Categorie: parola d'artista

exibinterviste –la giovane arte | Alek O.

di - 4 Marzo 2005

Come sei diventata un artista? Cosa è stato davvero determinante? In questo momento della tua vita stai facendo quello che hai effettivamente scelto o fai questo lavoro per cause fortuite?
Non so come sono diventata un’artista, immagino dunque che non ci sia stato niente di molto determinante. Adesso faccio quello che ho scelto: studio disegno industriale. Scelto… scelto semi-male. Voglio dire che non sono tanto convinta. E da poco faccio anche la segretaria. Credo sia il lavoro più ridicolo al mondo. Comunque mi sta bene.

Solitamente spetta ai critici sintetizzare e descrivere la ricerca di un artista. Se dovessi invece sinteticamente, in tre righe, definire la tua arte come faresti?
riga 1 la mia arte è da pattumiera.
riga 2 la mia arte è piccola e ordinata.
riga 3 la mia arte probabilmente non è nemmeno mia.

…E infatti utilizzi immagini prese da riviste o da scarti dei laboratori fotografici, poi le unisci insieme con un collage manuale, il risultato è un’estetica low-fi, ma non è solo un esercizio formale…
E’ anche un esercizio di economia: il materiale di scarto è quello più economico per eccellenza. E poi, c’è una massa così grande di immagini in giro da buttare via, che sarebbe un peccato non usarle ogni tanto.

Un tuo pregio e un tuo difetto nell’ambito dell’arte, quindi in campo lavorativo.
Il mio grande pregio è la mia tuta d’artista: ho delle scarpe nere, dei pantaloni neri, delle magliette nere e anche una sciarpa nera. Un difetto: non ho più dei guanti neri.


E nella vita?

Ragazza seria e volenterosa, bella presenza, capelli chiari, altezza 179 cm, peso 52 kg, simpatica, iper-colta, disinvolta, molto comunicativa. Adoro il teatro, la poesia, l’arte, la musica, la filosofia, i viaggi esotici e gli animali domestici. Umm… non mi viene in mente nessun difetto.
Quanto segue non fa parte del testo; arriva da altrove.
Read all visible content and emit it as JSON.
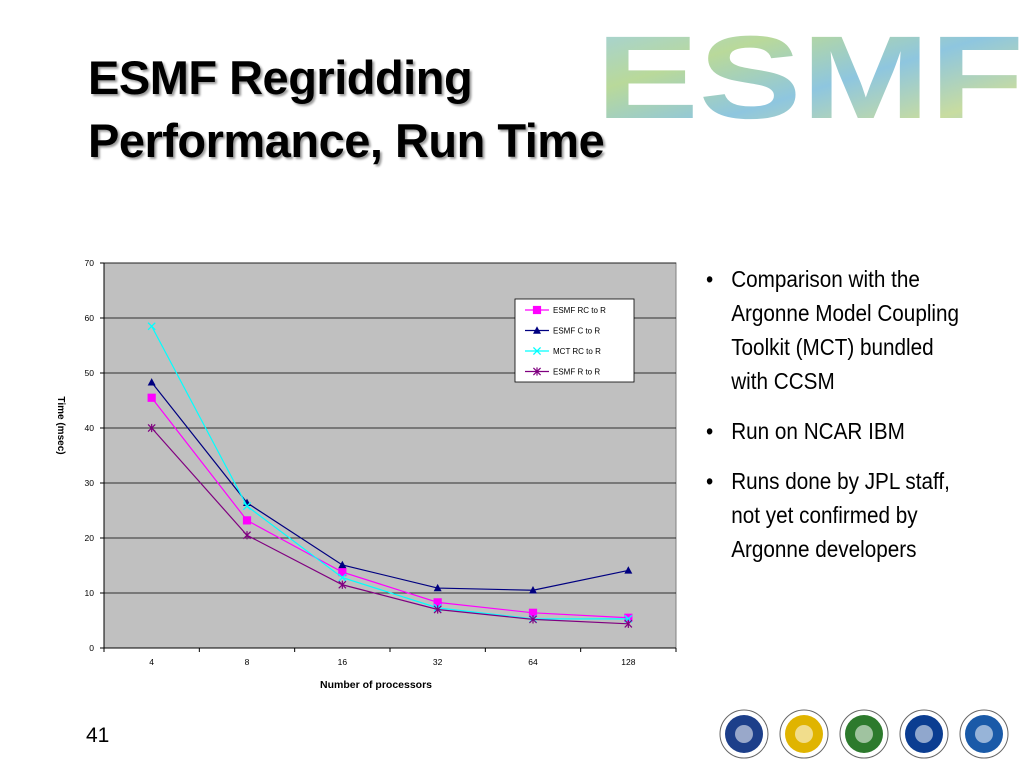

Una persona davvero importante attualmente per il tuo lavoro?
Meglio, una bella parola: mamma.

Mamma è anche un tuo recente progetto…
Con uno straccio e anche delle mascherine pulisco i furgoni sporchi che trovo in giro nella città. Quello che lascio è la scritta MAMMA. Dopodiché mi segno il numero di targa e il modello. E’ successo che qualcuno abbia cancellato quello che avevo fatto. Dunque da allora ho pensato di lasciare dei post-it con un messaggio indirizzato ai proprietari dei veicoli. Così provo a convincerli di conservare il mio lavoro.

Parlaci del tuo studio…
Allora, lavoro in camera mia dove il soffitto è molto molto basso e a forma di calotta. Quindi, per starci in piedi bisogna stare in “semi-piedi”, cioè col collo in diagonale oppure battere la testa ogni tanto. Per guadagnare altezza è sempre utile togliersi le scarpe. Credo il mio rapporto sia di totale sottomissione.
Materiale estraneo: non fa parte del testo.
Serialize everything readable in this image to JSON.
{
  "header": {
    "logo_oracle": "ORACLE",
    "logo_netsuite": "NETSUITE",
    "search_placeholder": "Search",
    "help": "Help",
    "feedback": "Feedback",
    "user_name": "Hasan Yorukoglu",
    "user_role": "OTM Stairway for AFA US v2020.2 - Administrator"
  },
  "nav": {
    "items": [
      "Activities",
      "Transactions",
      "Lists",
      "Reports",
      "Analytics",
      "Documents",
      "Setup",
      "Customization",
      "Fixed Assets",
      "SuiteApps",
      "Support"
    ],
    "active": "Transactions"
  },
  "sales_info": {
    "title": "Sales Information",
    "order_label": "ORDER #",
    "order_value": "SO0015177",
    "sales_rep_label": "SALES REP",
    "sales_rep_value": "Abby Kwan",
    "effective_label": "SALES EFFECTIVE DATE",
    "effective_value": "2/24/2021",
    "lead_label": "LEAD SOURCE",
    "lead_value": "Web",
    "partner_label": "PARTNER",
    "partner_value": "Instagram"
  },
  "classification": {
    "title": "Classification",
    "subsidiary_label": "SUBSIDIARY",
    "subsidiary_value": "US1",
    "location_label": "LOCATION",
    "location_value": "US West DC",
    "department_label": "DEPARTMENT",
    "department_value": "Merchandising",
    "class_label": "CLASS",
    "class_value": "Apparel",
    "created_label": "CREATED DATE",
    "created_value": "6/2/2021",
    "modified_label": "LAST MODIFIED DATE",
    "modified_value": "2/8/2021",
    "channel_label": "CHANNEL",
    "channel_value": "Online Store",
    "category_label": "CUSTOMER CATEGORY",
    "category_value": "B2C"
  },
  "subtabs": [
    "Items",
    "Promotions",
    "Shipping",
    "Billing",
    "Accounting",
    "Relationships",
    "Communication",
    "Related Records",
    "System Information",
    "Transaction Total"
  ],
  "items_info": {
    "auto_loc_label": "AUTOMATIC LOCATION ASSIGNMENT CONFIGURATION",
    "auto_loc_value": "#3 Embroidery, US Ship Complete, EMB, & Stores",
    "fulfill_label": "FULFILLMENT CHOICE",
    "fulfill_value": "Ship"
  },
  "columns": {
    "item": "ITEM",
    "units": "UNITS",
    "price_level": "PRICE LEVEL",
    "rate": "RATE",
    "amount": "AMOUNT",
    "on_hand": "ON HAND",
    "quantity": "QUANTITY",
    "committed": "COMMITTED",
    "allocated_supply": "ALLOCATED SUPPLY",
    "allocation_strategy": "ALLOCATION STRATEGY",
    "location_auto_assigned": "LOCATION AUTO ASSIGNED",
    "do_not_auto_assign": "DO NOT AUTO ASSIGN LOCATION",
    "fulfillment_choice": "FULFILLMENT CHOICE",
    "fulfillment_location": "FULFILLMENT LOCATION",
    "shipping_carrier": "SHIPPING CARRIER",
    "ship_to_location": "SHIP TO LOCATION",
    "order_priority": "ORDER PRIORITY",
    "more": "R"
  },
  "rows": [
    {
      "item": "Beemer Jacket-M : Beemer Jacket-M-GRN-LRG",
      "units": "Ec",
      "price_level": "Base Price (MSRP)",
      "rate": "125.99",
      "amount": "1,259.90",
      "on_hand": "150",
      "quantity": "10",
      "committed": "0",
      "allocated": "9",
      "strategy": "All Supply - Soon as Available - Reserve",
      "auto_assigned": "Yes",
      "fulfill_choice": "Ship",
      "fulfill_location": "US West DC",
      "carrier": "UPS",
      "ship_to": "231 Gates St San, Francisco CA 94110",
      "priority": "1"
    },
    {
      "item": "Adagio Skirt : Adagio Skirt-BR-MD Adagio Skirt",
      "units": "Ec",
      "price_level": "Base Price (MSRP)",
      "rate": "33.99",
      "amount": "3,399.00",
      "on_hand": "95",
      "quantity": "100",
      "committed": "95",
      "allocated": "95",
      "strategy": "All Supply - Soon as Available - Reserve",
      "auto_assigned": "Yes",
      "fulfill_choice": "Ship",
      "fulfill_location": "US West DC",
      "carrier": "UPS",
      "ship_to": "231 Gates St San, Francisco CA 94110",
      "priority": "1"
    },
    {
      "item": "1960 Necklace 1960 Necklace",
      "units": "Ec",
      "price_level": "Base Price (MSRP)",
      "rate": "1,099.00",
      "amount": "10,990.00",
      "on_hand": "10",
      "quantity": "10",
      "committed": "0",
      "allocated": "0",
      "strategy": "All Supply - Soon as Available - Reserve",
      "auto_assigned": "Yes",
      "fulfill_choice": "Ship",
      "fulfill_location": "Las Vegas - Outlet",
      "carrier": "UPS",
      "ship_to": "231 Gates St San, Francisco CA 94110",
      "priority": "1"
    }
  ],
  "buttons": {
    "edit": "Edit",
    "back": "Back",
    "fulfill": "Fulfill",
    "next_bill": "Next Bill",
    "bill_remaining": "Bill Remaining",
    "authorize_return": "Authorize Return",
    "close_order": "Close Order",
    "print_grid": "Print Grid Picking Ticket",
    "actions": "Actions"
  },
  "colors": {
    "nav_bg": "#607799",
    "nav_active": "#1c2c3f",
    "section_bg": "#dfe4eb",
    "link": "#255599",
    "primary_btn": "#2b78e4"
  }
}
Quanto influisce la città in cui vivi con la tua produzione? E’ indifferente? Preferisci girare di città in città o lavorare sempre nel solito posto?
La città influisce tanto tanto su quello che faccio: a Milano lavoro con la testa in giù, mentre a Buenos Aires ho un soffitto a doppia altezza.


Nell’ultimo periodo stai però anche lavorando fuori dal tuo studio, nel laboratorio dedicato ai giovani artisti al Centro per l’Arte La Stecca degli Artigiani. Mi racconti questa esperienza?

Ecco, da qualche mese che è nato questo laboratorio. Si trova alla Stecca dunque dentro all’Isola. L’intenzione è di lavorare senza dimenticare che si è dentro ad un quartiere che rischia di subire un cambio urbanistico poco bello. Allora lo sforzo è di collegarsi anche ad un ambiente esterno a quello tradizionalmente artistico, cioè al vicinato e alla città.

Qual è la mostra più bella che hai fatto e perché?
Al nido ho fatto una mostra con i miei compagni di classe in cui ognuno incollava sulle pareti il suo lavoro. Anch’io l’ho appeso. Ma quando sono arrivati i miei genitori non sapevo più quale fosse il mio. Così ho scelto quello più bello e glielo ho fatto vedere. Siamo stati tutti enormemente felici.